Race cars don’t only need power, they also need to perform. Race cars wouldn’t be race cars if they didn’t accelerate to high speeds very quickly.  Luckily, both the Mustang and Camaro are two of the fastest cars in America.  Although it may not seem like much, the Mustang smokes the Camaro in track performance by a close .2 second difference in quarter mile time and a .1 second difference in the 0-60 acceleration due to the Mustang’s lighter weight and more race oriented features*.  The GT350R features a 3:73:1 gear ratio, which is ideal for most race cars.  

In contrast, the Camaro features a 3:91:1, which should result in a better time due to shorter gear lengths.  However, the Camaro’s weight slows it down enough for the Mustang to claim victory.

Aside from performance, a major factor in every car is driver comfort, especially in race cars. However, neither the Mustang nor Camaro were made for driver comfort.

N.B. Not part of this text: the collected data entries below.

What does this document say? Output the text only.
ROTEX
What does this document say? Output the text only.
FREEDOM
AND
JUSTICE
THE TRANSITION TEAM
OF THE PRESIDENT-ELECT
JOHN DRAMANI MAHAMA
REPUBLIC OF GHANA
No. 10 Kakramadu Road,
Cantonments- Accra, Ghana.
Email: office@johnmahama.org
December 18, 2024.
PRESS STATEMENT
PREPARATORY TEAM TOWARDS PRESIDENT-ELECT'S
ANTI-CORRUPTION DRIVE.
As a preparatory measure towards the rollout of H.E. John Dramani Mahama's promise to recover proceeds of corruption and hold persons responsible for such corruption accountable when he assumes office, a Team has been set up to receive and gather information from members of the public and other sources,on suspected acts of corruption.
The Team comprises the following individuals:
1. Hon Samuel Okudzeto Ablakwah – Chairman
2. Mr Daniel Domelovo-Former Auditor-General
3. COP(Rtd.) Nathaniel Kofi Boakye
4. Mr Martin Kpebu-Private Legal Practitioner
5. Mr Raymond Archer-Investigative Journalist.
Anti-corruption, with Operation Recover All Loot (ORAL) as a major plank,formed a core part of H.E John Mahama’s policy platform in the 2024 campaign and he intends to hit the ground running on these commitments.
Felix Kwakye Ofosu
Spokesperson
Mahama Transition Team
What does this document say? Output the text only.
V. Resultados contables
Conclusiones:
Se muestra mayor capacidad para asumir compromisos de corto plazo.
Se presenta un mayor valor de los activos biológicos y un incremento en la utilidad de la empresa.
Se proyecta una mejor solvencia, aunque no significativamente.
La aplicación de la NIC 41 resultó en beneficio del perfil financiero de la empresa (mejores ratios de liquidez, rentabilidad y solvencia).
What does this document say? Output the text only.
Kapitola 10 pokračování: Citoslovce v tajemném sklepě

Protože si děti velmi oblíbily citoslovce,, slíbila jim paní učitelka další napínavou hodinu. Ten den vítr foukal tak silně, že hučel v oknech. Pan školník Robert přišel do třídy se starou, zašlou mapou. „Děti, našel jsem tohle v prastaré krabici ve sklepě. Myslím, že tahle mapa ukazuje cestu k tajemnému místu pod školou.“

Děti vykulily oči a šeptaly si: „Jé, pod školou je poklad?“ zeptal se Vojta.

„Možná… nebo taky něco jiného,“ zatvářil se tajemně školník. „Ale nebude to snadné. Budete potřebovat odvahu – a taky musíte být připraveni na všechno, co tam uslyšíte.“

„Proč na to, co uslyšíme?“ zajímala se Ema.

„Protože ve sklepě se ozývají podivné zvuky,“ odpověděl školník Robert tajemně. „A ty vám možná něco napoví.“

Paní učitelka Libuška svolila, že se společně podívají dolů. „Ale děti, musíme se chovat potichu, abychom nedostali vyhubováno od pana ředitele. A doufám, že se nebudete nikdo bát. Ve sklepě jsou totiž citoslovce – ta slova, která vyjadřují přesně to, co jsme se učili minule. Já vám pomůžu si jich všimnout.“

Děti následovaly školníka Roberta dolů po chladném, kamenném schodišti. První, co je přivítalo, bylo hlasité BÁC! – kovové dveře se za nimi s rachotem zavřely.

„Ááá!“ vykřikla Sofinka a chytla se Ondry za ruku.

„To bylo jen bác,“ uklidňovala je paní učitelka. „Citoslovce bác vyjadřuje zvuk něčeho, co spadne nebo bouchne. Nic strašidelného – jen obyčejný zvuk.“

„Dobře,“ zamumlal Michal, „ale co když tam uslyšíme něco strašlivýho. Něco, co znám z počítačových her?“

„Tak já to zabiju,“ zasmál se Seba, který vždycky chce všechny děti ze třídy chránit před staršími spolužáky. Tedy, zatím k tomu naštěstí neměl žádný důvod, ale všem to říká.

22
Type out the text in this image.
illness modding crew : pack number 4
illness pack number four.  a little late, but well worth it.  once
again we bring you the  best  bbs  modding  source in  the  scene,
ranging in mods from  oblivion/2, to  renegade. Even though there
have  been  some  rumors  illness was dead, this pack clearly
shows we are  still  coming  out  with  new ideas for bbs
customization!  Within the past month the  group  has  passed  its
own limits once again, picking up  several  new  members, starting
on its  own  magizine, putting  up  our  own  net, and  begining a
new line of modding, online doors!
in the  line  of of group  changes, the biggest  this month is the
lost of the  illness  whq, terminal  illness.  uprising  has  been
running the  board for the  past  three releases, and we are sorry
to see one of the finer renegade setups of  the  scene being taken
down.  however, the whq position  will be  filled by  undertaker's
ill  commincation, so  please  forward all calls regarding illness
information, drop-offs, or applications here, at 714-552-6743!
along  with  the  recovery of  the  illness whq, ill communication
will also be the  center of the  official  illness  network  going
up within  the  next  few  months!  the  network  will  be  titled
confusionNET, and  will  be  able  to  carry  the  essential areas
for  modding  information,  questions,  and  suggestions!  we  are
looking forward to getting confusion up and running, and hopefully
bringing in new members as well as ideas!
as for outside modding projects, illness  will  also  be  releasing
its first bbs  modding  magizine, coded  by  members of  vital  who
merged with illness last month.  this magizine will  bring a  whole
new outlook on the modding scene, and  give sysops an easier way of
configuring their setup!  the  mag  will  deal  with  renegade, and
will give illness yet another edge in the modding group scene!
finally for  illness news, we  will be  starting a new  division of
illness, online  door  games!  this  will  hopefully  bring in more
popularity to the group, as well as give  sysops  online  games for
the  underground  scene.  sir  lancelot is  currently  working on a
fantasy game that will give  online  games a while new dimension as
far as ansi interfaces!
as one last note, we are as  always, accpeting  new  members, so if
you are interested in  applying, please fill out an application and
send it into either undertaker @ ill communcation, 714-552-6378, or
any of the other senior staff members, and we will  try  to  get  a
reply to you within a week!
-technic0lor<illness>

In fact, both cars don’t contain amenities, such as air conditioning and radio.  Both companies had the same idea when it came to either car; shed as much weight as possible.  As a result, both cars delete standard features such as air conditioning, radios, and sound systems.

The Mustang and Camaro also share specialty seats, short shifters, and drag style gauges*.  However, Ford took the interior a step farther and deleted the rear seats and the spare tire.  In contrast, the Camaro retains the rear seats but also includes a lavish sueded microfiber coating on the steering wheel, shifter, and dash.  The microfiber adds more class and comfort to the car, which pushes the Camaro into the lead for driver comfort.

In conclusion, not only does the Mustang seem to win against the Camaro in terms of specs in every category but interior comfort — it also gives the buyer the most for their dollar.  According to Chevrolet, the Z/28 Camaro’s starting price is approximately $72,305.  The Mustang costs $20,000 less, starting at $52,995.  

In conclusion, the GT350R packs more performance with a incredibly small price tag.  So yes, the Mustang GT350R outperforms the Camaro Z/28 and burns a smaller hole in wallets.

*Specs, performance information, and option details obtained from Chevrolet, torquenews.com, motortrend.com, Autoevolution.com, and caranddriver.com.